Dans les années 1980, Eli Ribaq et Tsvi Bar-Chechet, fils de Meir, fondent Chofarot Israël – Bar-Chechet Ribaq, aujourd’hui reconnu comme une référence mondiale la fabrication artisanale de chofars.

Les chofars produits dans cet atelier sont confectionnés à partir de cornes[3] d’animaux cachères, tels que le bélier, le koudou, l’ibex, l’oryx ou l’éland. Chaque corne est chauffée pour être assouplie, puis évidée, redressée, percée à l’embouchure, polie et soigneusement finie à la main. Certains modèles sont ensuite argentés, peints ou gravés selon les préférences des clients. L’ensemble du processus est entièrement artisanal, réalisé avec des outils souvent conçus par les artisans eux-mêmes, dans le respect scrupuleux des lois de la cacherout et des exigences halakhiques.

[1] Yits’haq Bar Chechet Barfat (יצחק בר ששת ברפת), connu sous l’acronyme Ribach (ריב״ש), né en 1326 à Valence et mort en 1408 à Alger, fut l’un des plus grands décisionnaires talmudiques de son époque. Il est l’auteur de centaines de responsa halakhiques et a exercé son autorité rabbinique dans les communautés de Barcelone, Saragosse et Alger. Il compte parmi les figures majeures du judaïsme médiéval séfarade, reconnu pour la rigueur de son raisonnement.
[2] Le President Warfield, navire à vapeur américain, est réaffecté en 1947 par le Mossad LeAliyah Bet pour transporter plus de 4 500 survivants de la Shoah vers la Palestine mandataire. Rebaptisé Exodus 1947 en mer, il est intercepté par la marine britannique avant d’atteindre Haïfa. Trois passagers sont tués, et les survivants sont internés dans des camps en Allemagne. L’affaire provoque une indignation internationale et contribue au soutien croissant en faveur de la création de l’État d’Israël.
[3] La corne de vache n’est pas utilisée pour fabriquer un chofar, car elle est désignée dans la Torah par le terme qeren (קרן) et non chofar (שופר). Selon le Talmud (Roch Hachana 26a), cette distinction terminologique exclut son usage rituel. De plus, certains commentateurs y voient un rappel du veau d’or, ce qui renforce son inadéquation dans le cadre des sonneries sacrées de Roch Hachana.

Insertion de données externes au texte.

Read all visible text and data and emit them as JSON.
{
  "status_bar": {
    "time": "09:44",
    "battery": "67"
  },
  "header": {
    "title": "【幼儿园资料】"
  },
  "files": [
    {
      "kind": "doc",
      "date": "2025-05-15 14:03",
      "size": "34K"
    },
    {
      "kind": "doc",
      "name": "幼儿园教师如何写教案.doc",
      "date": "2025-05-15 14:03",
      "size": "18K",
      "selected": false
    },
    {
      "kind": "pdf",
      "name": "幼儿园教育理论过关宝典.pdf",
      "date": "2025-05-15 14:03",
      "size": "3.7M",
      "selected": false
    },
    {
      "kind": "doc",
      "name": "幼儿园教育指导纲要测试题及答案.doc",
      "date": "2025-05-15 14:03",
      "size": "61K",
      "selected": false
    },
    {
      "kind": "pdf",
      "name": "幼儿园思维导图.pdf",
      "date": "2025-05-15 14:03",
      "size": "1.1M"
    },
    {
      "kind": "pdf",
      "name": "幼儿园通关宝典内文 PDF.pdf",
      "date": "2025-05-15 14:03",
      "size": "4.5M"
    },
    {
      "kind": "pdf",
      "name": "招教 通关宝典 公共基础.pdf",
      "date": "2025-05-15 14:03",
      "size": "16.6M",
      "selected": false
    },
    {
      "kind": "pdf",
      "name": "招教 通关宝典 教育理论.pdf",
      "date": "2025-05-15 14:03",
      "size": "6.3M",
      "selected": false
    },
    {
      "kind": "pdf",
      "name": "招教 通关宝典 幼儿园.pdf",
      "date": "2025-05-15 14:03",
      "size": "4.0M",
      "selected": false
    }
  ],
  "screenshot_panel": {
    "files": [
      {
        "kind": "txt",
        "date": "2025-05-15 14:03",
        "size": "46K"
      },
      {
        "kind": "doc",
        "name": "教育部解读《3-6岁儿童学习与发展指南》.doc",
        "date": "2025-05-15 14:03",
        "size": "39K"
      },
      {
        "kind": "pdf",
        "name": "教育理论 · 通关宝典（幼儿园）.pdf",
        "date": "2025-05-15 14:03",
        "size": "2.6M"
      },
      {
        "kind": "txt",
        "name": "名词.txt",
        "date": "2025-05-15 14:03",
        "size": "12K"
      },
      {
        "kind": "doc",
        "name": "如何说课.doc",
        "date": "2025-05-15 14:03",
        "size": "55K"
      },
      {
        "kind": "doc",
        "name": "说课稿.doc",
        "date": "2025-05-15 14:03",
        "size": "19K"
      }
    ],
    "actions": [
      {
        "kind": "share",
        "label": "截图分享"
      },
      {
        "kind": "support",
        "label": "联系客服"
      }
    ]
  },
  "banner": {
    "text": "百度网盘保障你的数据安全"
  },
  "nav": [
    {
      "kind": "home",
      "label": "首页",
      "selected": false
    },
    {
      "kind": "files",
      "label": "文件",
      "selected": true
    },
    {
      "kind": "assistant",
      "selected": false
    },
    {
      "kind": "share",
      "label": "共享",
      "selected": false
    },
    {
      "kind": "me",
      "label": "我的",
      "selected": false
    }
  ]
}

Grand Rouleau d’Isaïe (1QIsaᵃ)

IIᵉ siècle AEC

Ki Tavo (כִּי-תָבוֹא – Lorsque tu entreras)
Deutéronome 26:1–29:8 • Isaïe 60:1–22

La paracha s’ouvre sur la loi des prémices (bikkourim), que chaque agriculteur doit apporter au lieu choisi par Dieu, accompagné d’une déclaration de gratitude. Elle présente ensuite la loi de la dîme (ma‘asser), destinée aux Lévites, aux orphelins, aux veuves et aux étrangers.
La Torah est gravée sur des pierres au mont Ébal, marquant l’alliance avec Dieu, et des sacrifices y sont offerts. Les Lévites proclament une série d’avertissements auxquels le peuple répond « Amen ». Sur le mont Garizim sont proclamées les bénédictions pour l’obéissance, tandis que sur le mont Ébal sont énoncées les malédictions liées à la transgression.
Dans la haftara, le prophète Isaïe décrit une Jérusalem restaurée, rayonnante de la lumière divine, vers laquelle affluent les nations dans un esprit de paix, de reconnaissance et de spiritualité.

Isaïe 60:1
קוּמִי אוֹרִי כִּי בָא אוֹרֵךְ
Lève-toi, resplendis, car ta lumière arrive

En 1947, dans le désert de Judée, près de Qumrân, un jeune berger découvre par hasard une grotte dissimulée dans les falaises. À l’intérieur, des jarres anciennes renferment des manuscrits vieux de plus de deux millénaires. Ces textes jettent une lumière nouvelle sur notre connaissance de cette époque.
Parmi les trésors mis au jour figure un rouleau complet du livre du prophète Isaïe (1QIsaᵃ), soigneusement rédigé sur des feuillets de cuir cousus entre eux. Long de 7,34 mètres, il contient les 66 chapitres du livre, dans un état remarquablement bien conservé.
Daté du IIᵉ siècle avant notre ère, ce manuscrit a été restauré avec une minutie exceptionnelle, permettant de préserver sa structure et sa lisibilité. Il est aujourd’hui exposé au Musée d’Israël, dans l’aile appelée Sanctuaire du Livre, où il continue d’éclairer chercheurs et visiteurs par son témoignage unique.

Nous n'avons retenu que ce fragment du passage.